Khadr Habib, an Islamic Jihad leader in Gaza, insisted that the faction was against targeting "foreign guests" but warned that the situation could move "out of control" because of anger at the cartoons. He said: "Talking as a Muslim, this is very bad. The Prophet Mohamed is a red line. I am very surprised that the Danish government did not attack the publication of the cartoon."

He added that he was also surprised that other European governments had not apologised for the publication. "Islam respects all other religions," he added.

The spiral of publication and outraged response seems set to continue as European newspapers waded into the row by reprinting many of the cartoons.

Others took the approach of the French centre-left newspaper, Le Monde, which published a large, front-page sketch of a pencil writing over and over the words: "I must not draw Mohamed". Plantu, the newspaper's award-winning cartoonist, made the words spiral into a striking portrait of a turbanned man with a flowing beard.

Utter confusion, meanwhile, surrounded the decision of the struggling French tabloid newspaper France-Soir to publish all 12 Danish cartoons on Wednesday. The newspaper's proprietor, Raymond Lakah, a Franco-Egyptian businessman, fired France-Soir's publisher and editor, Jacques Lefranc, for printing the drawings and issued a public apology to Muslims. However, his newspaper devoted the first four pages yesterday to congratulating itself on its defence of democracy, press freedom and "secularity" against " religious intolerance and censorship".

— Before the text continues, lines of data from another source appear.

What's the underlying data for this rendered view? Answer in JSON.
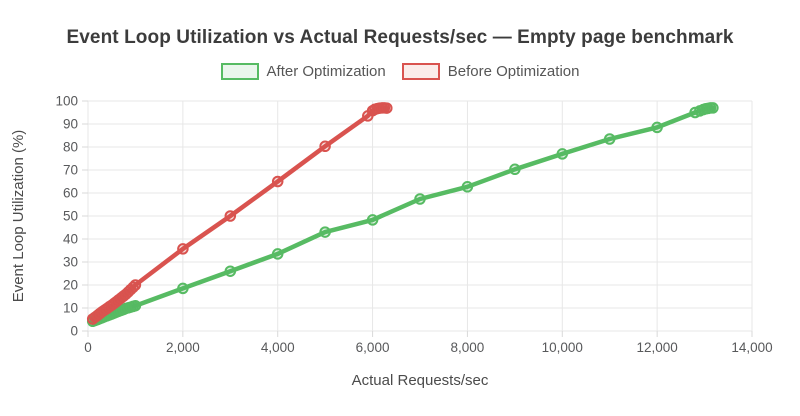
{
  "header": {
    "title": "Event Loop Utilization vs Actual Requests/sec — Empty page benchmark"
  },
  "colors": {
    "background": "#ffffff",
    "title_text": "#3c3c3c",
    "legend_text": "#565656",
    "tick_label_text": "#58595b",
    "axis_title_text": "#4b4b4b",
    "gridline": "#e7e7e7",
    "axis_tick": "#d9d9d9",
    "after_line": "#57bb63",
    "after_fill": "#eaf6ec",
    "before_line": "#d9534f",
    "before_fill": "#fbecea"
  },
  "chart_data": {
    "type": "line",
    "title": "Event Loop Utilization vs Actual Requests/sec — Empty page benchmark",
    "xlabel": "Actual Requests/sec",
    "ylabel": "Event Loop Utilization (%)",
    "xlim": [
      0,
      14000
    ],
    "ylim": [
      0,
      100
    ],
    "grid": true,
    "legend_position": "top",
    "marker_style": "open-circle",
    "x_tick_values": [
      0,
      2000,
      4000,
      6000,
      8000,
      10000,
      12000,
      14000
    ],
    "x_tick_labels": [
      "0",
      "2,000",
      "4,000",
      "6,000",
      "8,000",
      "10,000",
      "12,000",
      "14,000"
    ],
    "y_tick_values": [
      0,
      10,
      20,
      30,
      40,
      50,
      60,
      70,
      80,
      90,
      100
    ],
    "y_tick_labels": [
      "0",
      "10",
      "20",
      "30",
      "40",
      "50",
      "60",
      "70",
      "80",
      "90",
      "100"
    ],
    "series": [
      {
        "name": "After Optimization",
        "color": "#57bb63",
        "fill": "#eaf6ec",
        "points": [
          [
            100,
            4.2
          ],
          [
            150,
            4.6
          ],
          [
            200,
            5.0
          ],
          [
            250,
            5.4
          ],
          [
            300,
            5.8
          ],
          [
            350,
            6.2
          ],
          [
            400,
            6.6
          ],
          [
            450,
            7.0
          ],
          [
            500,
            7.4
          ],
          [
            550,
            7.8
          ],
          [
            600,
            8.2
          ],
          [
            650,
            8.6
          ],
          [
            700,
            9.0
          ],
          [
            750,
            9.4
          ],
          [
            800,
            9.8
          ],
          [
            850,
            10.1
          ],
          [
            900,
            10.4
          ],
          [
            950,
            10.7
          ],
          [
            1000,
            11.0
          ],
          [
            2000,
            18.5
          ],
          [
            3000,
            26.0
          ],
          [
            4000,
            33.5
          ],
          [
            5000,
            43.0
          ],
          [
            6000,
            48.3
          ],
          [
            7000,
            57.4
          ],
          [
            8000,
            62.7
          ],
          [
            9000,
            70.3
          ],
          [
            10000,
            77.0
          ],
          [
            11000,
            83.5
          ],
          [
            12000,
            88.5
          ],
          [
            12800,
            95.0
          ],
          [
            12900,
            95.7
          ],
          [
            12975,
            96.3
          ],
          [
            13025,
            96.6
          ],
          [
            13075,
            96.8
          ],
          [
            13125,
            97.0
          ],
          [
            13175,
            97.0
          ]
        ]
      },
      {
        "name": "Before Optimization",
        "color": "#d9534f",
        "fill": "#fbecea",
        "points": [
          [
            100,
            5.2
          ],
          [
            150,
            6.0
          ],
          [
            200,
            6.8
          ],
          [
            250,
            7.6
          ],
          [
            300,
            8.4
          ],
          [
            350,
            9.1
          ],
          [
            400,
            9.8
          ],
          [
            450,
            10.5
          ],
          [
            500,
            11.2
          ],
          [
            550,
            12.0
          ],
          [
            600,
            12.8
          ],
          [
            650,
            13.6
          ],
          [
            700,
            14.4
          ],
          [
            750,
            15.2
          ],
          [
            800,
            16.0
          ],
          [
            850,
            17.0
          ],
          [
            900,
            18.0
          ],
          [
            950,
            19.0
          ],
          [
            1000,
            20.0
          ],
          [
            2000,
            35.7
          ],
          [
            3000,
            50.0
          ],
          [
            4000,
            65.0
          ],
          [
            5000,
            80.3
          ],
          [
            5900,
            93.5
          ],
          [
            6000,
            95.8
          ],
          [
            6050,
            96.4
          ],
          [
            6100,
            96.7
          ],
          [
            6150,
            96.9
          ],
          [
            6200,
            97.0
          ],
          [
            6250,
            97.0
          ],
          [
            6300,
            96.9
          ]
        ]
      }
    ]
  }
}
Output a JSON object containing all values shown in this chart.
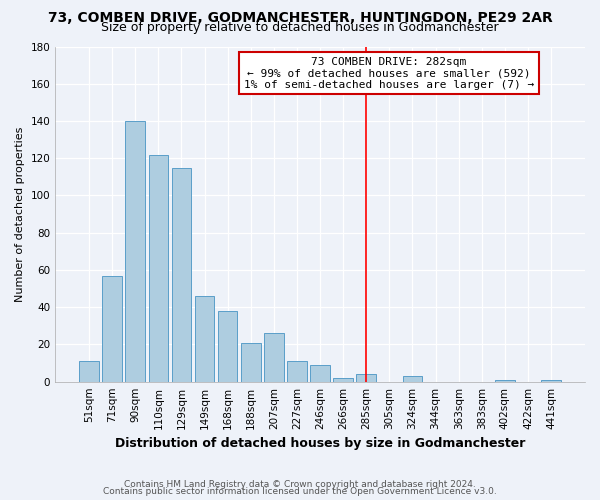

France-Soir made no mention of M. Lefranc's dismissal, which some executives claimed was related to M. Lakah's bid to dispose of the bankrupt newspaper.

continued
0 Replies
 
Walter Hinteler
 
  1  
Reply Fri 3 Feb, 2006 01:37 am
part 2
Quote:
How the European press covered the controversy

FRANCE

The editor of France-Soir, the tabloid daily that published all 12 cartoons, was fired yesterday as the paper's Franco-Egyptian proprietor issued an apology to the country's Muslim population. No other French publication has featured the cartoons, but Le Monde illustrated its coverage with a front page illustration of the words: "I must not draw Mohammed."

DENMARK

The country that sparked the furore in September when the newspaper Jyllands-Posten published cartoons featuring Mohamed hassummoned its foreign envoys for talks on dealing with the crisis. "We are talking about an issue with fundamental significance to how democracies work," said the Danish Prime Minister, Anders Fogh Rasmussen. Sales of Danish goods in the Middle East have collapsed.

GERMANY

The staunchly conservative Die Welt published one of the most controversial Danish cartoons, showing Mohamed with a turban shaped like a bomb, topped by a hissing fuse. "There is no right to be shielded from satire in the West," wrote the paper. The Berliner Zeitung featured the cartoons on its news pages.

SPAIN

Two newspapers, El Periodico and ABC, have published the cartoons, arguing that press freedom is more important than the protests and boycotts which the cartoons are provoking across the Muslim world.

ITALY

Corriere della Serra and La Stampa newspapers published the cartoon depicting the Prophet wearing a bomb-shaped turban.

NETHERLANDS

The Dutch paper De Volkskrant reprinted some of the offending cartoons over two pages. The paper also interviewed Dutch cartoonists, not all of whom were willing to support the move. "Why throw oil on the fire?" asked one cartoonists, Joep Bertrams.

The story so far
30 SEPTEMBER 2005: The 12 cartoons are published in Danish paper Jyllands-Posten

20 OCTOBER: The Danish Prime Minister hears complaints from 11 countries but he refuses to intervene

10 JANUARY 2006: Magazinet in Norway reprints the cartoons

28 JANUARY: After a boycott, the Danish-Swedish firm Arla appeases Muslims with adverts in Middle East papers

29 JANUARY: Saudi Arabia calls for a boycott of Danish goods and orders its envoy back from Copenhagen. Libya says that it will close its Danish embassy

30 JANUARY: Editor of Jyllands-Posten apologises. Gunmen storm EU's offices in Gaza

31 JANUARY: Denmark tells citizens not to go to Saudi Arabia

1 FEBRUARY: Seven papers in Europe republish cartoons in solidarity with Jyllands-Posten

YESTERDAY: Shihan in Jordan reprints cartoons to show "extent of the offence". Gaza gunmen reoccupy EU offices.